Tâche qui demande une certaine compréhension de contextes culturels parfois déroutants que les intéressés peinent à expliquer. La question de la parenté peut s’avérer une question épineuse, non des moindres. Revoir le film Cousins Cousines* nous plonge dans les complexités des relations interpersonnelles au sein des familles françaises, du moins les familles nombreuses encore majoritaires sous les Trente Glorieuses, période que nous explorons actuellement beaucoup. Un arbre généalogique préalablement réalisé permet généralement d’aborder plus sereinement la compréhension des histoires individuelles.
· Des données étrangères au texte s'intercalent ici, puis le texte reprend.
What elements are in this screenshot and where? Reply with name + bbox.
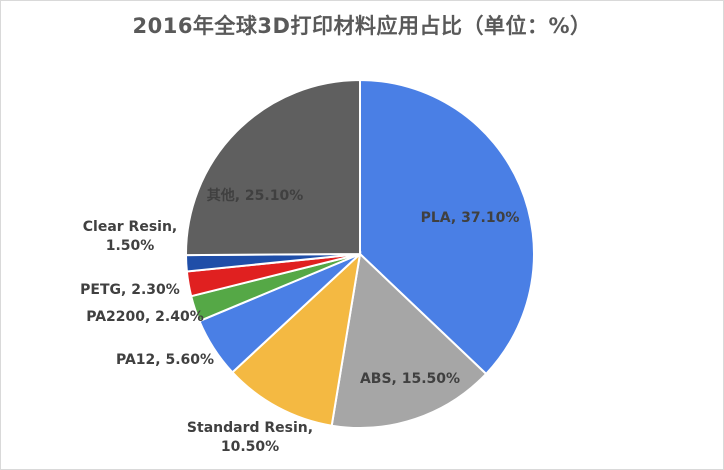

Dans notre système de parenté, nous avons la chance de pouvoir appeler un chat un chat : tante Denise, cousin Arthur ou grand-père Marcel trouvent leur place dans les récits sans que l’usage des prénoms n’offusque personne. Or, il n’en est pas de même dans d’autres systèmes où cet usage est proscrit, mais où chaque individu d’une parentèle dispose d’un terme de référence unique et précis selon sa place dans l’arbre généalogique… sans équivalent dans sa traduction française. Que dire encore des cas où, au contraire, le simple terme de « cousin » renvoie à une myriade de personnages qui, sans toujours être « cousins » au sens strict, en ont toute la fonction sociale et familiale, voire la dépassent. Imaginez le casse-tête du biographe censé raconter – en français – la vie de madame M ou monsieur W à des descendants de familles maghrébines ou chinoises souvent perdus dans ces complexités !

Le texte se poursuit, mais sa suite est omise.